As if health problems were not enough, Portland smokers now face a new risk: a $94 fine for smoking in a bus shelter.
Three weeks after TriMet banned smoking in enclosed shelters and on many MAX platforms, student reaction has ranged from relief to disgust.
TriMet said the ban is a reaction to “numerous requests and complaints over the years regarding people smoking inside shelters and at MAX stations.”
Around 40 percent of PSU students take public transportation to campus. Some say they would rather risk the fine than forego a cigarette out of the rain.
“I will not obey that law,” said Missy Scott, a sophomore smoker. “I’ll pay the fine, but I’ll be pissed.”
“I might stop taking the bus,” Scott added. “A parking permit costs about the same as a TriMet permit.”
“I don’t smoke and I think it sucks,” junior Sonia Schmanski said. “I know it is public property and the city – may be able to do what they want. I think there are enough regulations already.”

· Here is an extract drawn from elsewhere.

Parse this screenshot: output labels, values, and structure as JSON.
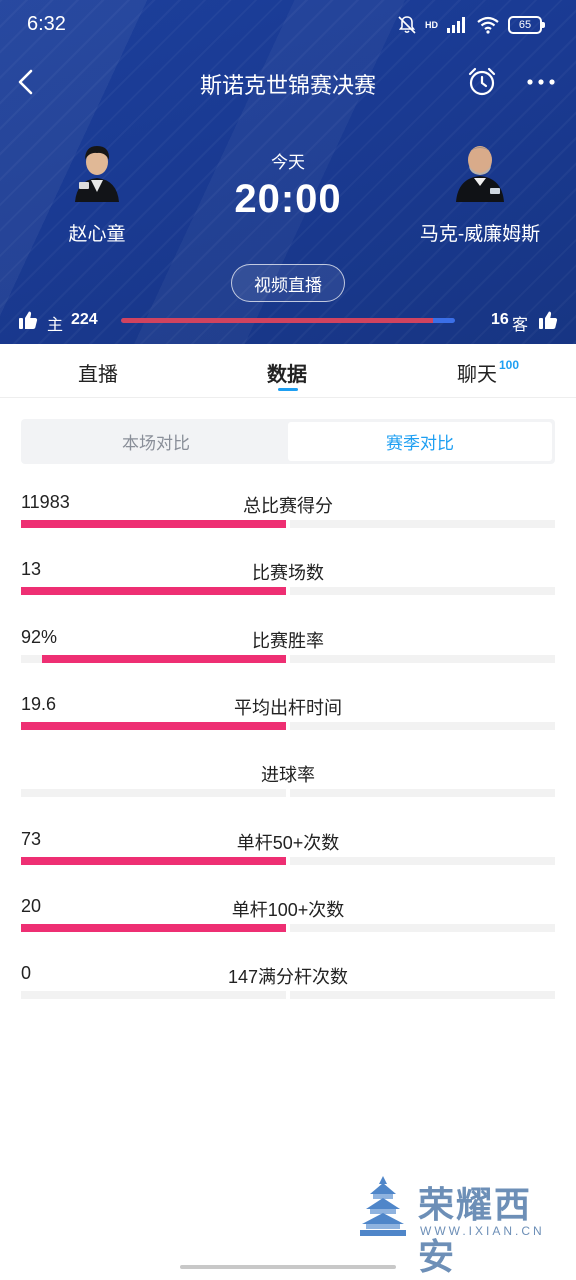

Schmanski speculates that ridership could be affected if enough people get fined
Since the ban is for TriMet’s approximately 1,100 bus shelters and many of the MAX stations, many see the ban as next to unenforceable.
“It’s a little ridiculous,” freshman Patrick Beisell, a social smoker, said. “I can’t justify it either way. I don’t think it will do much for anyone.”

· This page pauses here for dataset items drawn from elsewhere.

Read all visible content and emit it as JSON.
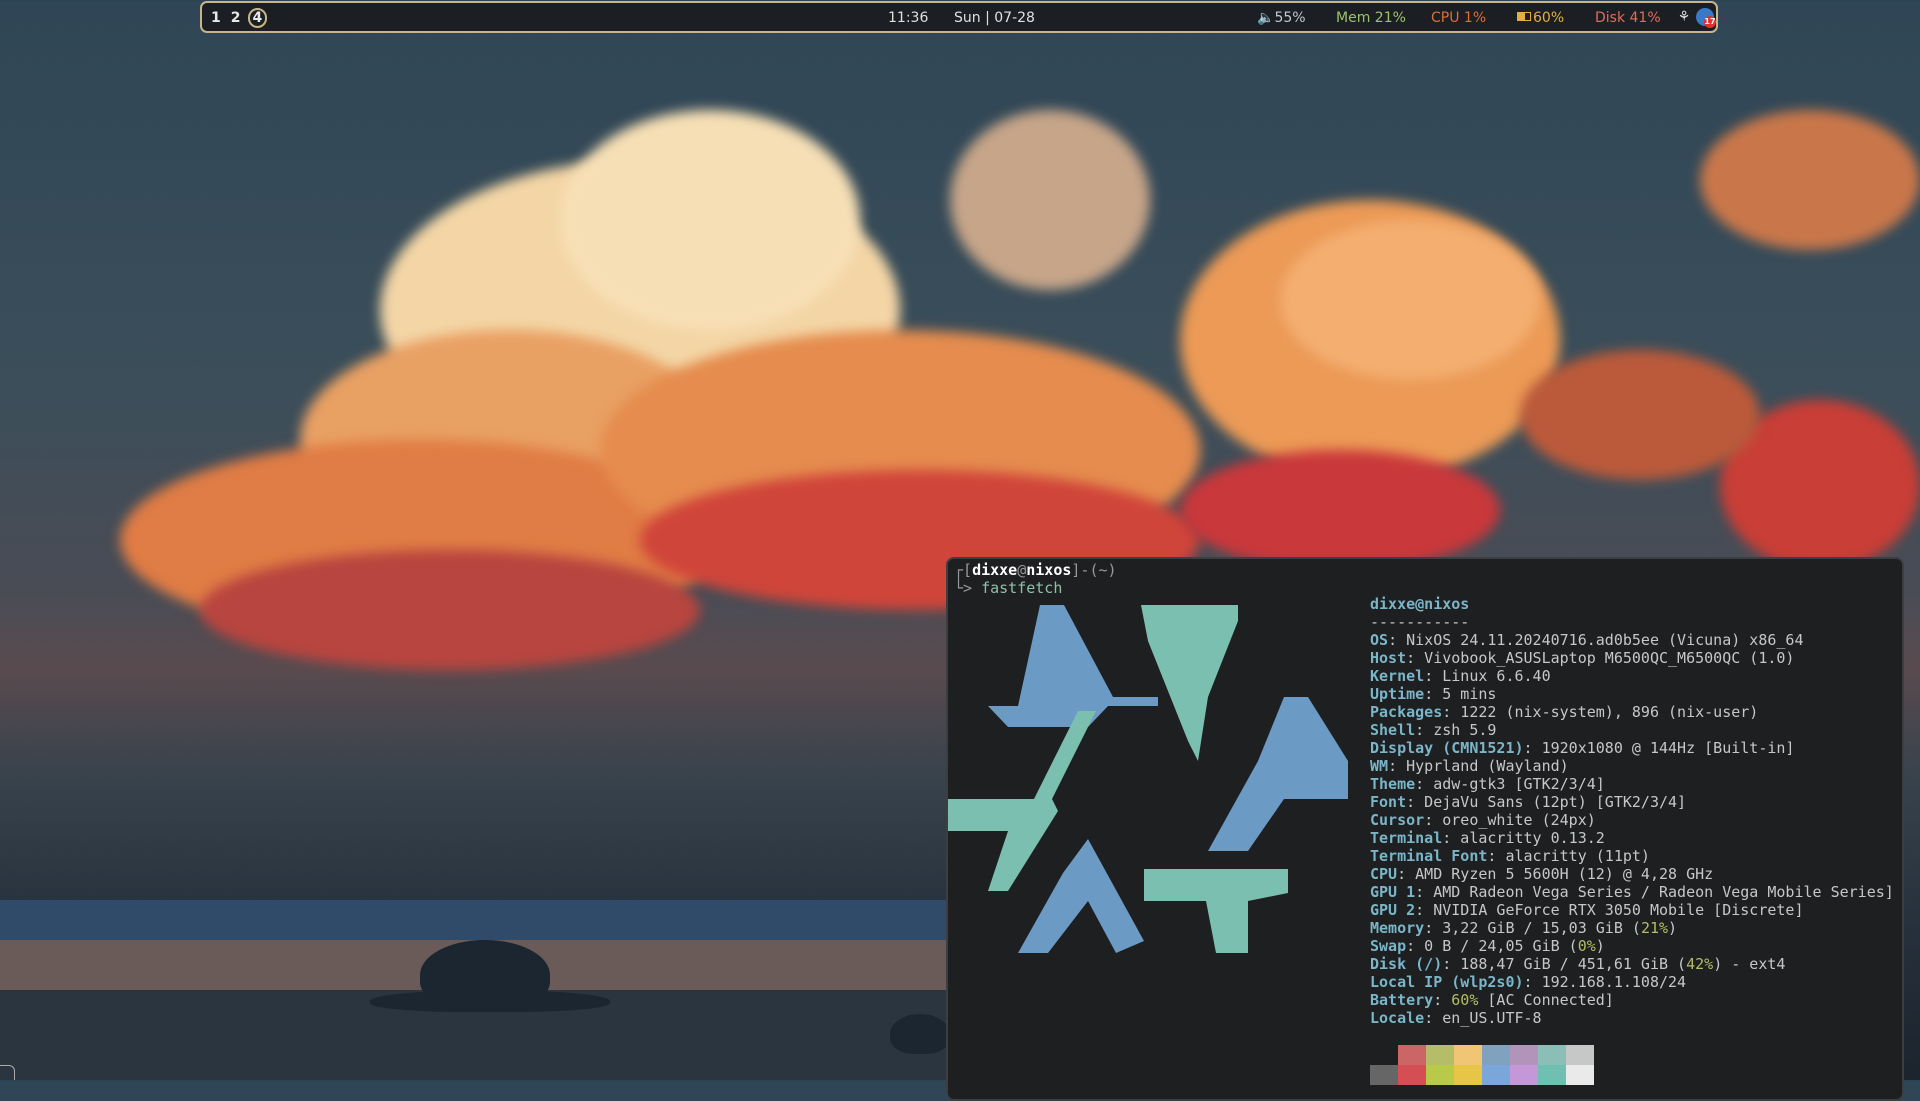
{
  "topbar": {
    "workspaces": [
      {
        "label": "1",
        "active": false
      },
      {
        "label": "2",
        "active": false
      },
      {
        "label": "4",
        "active": true
      }
    ],
    "clock": "11:36",
    "date": "Sun | 07-28",
    "volume": "55%",
    "memory": "Mem 21%",
    "cpu": "CPU  1%",
    "battery": "60%",
    "disk": "Disk 41%",
    "notification_count": "17",
    "colors": {
      "border": "#c9b58a",
      "mem": "#9ec26a",
      "cpu": "#e06c3a",
      "battery": "#e0b040",
      "disk": "#e06c5a"
    },
    "icons": [
      "volume-icon",
      "battery-icon",
      "wifi-icon",
      "notification-icon"
    ]
  },
  "terminal": {
    "prompt_user": "dixxe",
    "prompt_at": "@",
    "prompt_host": "nixos",
    "prompt_dir": "(~)",
    "prompt_arrow": "> ",
    "command": "fastfetch",
    "title": "dixxe@nixos",
    "separator": "-----------",
    "info": [
      {
        "key": "OS",
        "value": " NixOS 24.11.20240716.ad0b5ee (Vicuna) x86_64"
      },
      {
        "key": "Host",
        "value": " Vivobook_ASUSLaptop M6500QC_M6500QC (1.0)"
      },
      {
        "key": "Kernel",
        "value": " Linux 6.6.40"
      },
      {
        "key": "Uptime",
        "value": " 5 mins"
      },
      {
        "key": "Packages",
        "value": " 1222 (nix-system), 896 (nix-user)"
      },
      {
        "key": "Shell",
        "value": " zsh 5.9"
      },
      {
        "key": "Display (CMN1521)",
        "value": " 1920x1080 @ 144Hz [Built-in]"
      },
      {
        "key": "WM",
        "value": " Hyprland (Wayland)"
      },
      {
        "key": "Theme",
        "value": " adw-gtk3 [GTK2/3/4]"
      },
      {
        "key": "Font",
        "value": " DejaVu Sans (12pt) [GTK2/3/4]"
      },
      {
        "key": "Cursor",
        "value": " oreo_white (24px)"
      },
      {
        "key": "Terminal",
        "value": " alacritty 0.13.2"
      },
      {
        "key": "Terminal Font",
        "value": " alacritty (11pt)"
      },
      {
        "key": "CPU",
        "value": " AMD Ryzen 5 5600H (12) @ 4,28 GHz"
      },
      {
        "key": "GPU 1",
        "value": " AMD Radeon Vega Series / Radeon Vega Mobile Series]"
      },
      {
        "key": "GPU 2",
        "value": " NVIDIA GeForce RTX 3050 Mobile [Discrete]"
      },
      {
        "key": "Memory",
        "value": " 3,22 GiB / 15,03 GiB (",
        "pct": "21%",
        "after": ")"
      },
      {
        "key": "Swap",
        "value": " 0 B / 24,05 GiB (",
        "pct": "0%",
        "after": ")"
      },
      {
        "key": "Disk (/)",
        "value": " 188,47 GiB / 451,61 GiB (",
        "pct": "42%",
        "after": ") - ext4"
      },
      {
        "key": "Local IP (wlp2s0)",
        "value": " 192.168.1.108/24"
      },
      {
        "key": "Battery",
        "value": " ",
        "pct": "60%",
        "after": " [AC Connected]"
      },
      {
        "key": "Locale",
        "value": " en_US.UTF-8"
      }
    ],
    "palette_top": [
      "#1d1f21",
      "#cc6666",
      "#b5bd68",
      "#f0c674",
      "#81a2be",
      "#b294bb",
      "#8abeb7",
      "#c5c8c6"
    ],
    "palette_bottom": [
      "#666666",
      "#d54e53",
      "#b9ca4a",
      "#e7c547",
      "#7aa6da",
      "#c397d8",
      "#70c0b1",
      "#eaeaea"
    ],
    "logo_colors": {
      "blue": "#6b9ac4",
      "teal": "#7bbfb0"
    }
  }
}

But many smokers and non-smokers alike thought the new ban was reasonable.
“If I’m standing in a shelter, I can understand that,” said freshman smoker Jana Hughes. “Encouragement against smoking is better than a fine.”
“I see both sides of the issue,” non-smoker Wendy Huft said, “but I don’t want secondhand smoke.”
Smoker Nadia Khater, a junior, sees the ban as a matter of simple courtesy.
“I don’t smoke in those areas,” Khater said. “I always don’t smoke in closed spaces or buildings. I have kids so I have to regulate myself – Anyone who has respect for people outside themselves will [obey the ban].”
“People are going to be determined to smoke,” Huft said. “They’re going to take their chances with the fine.”
TriMet officials and police can also give smokers warnings or exclude them from the area.
”Many transit riders – especially babies, children, seniors and people with health issues – are vulnerable to secondhand smoke,” the TriMet web site said. “If you smoke, please be considerate of your fellow riders by moving away from the shelter or station.”
TriMet said the ban would promote a smoke-free workplace for drivers.
Oregon’s Indoor Clean Air Act already bans smoking at most indoor workplaces. TriMet banned smoking in buses in 1978.
More attempts to restrict smoking were proposed to the Oregon Legislature this year. A House bill proposed raising fines to employers who violate the Indoor Clean Air act from $50 to $500 per day. Senate bills sought to ban smoking within 100 feet of doorways. Most dramatically, a Senate bill sought to extend the indoor smoking ban to restaurants and bars. All three bills died in committee.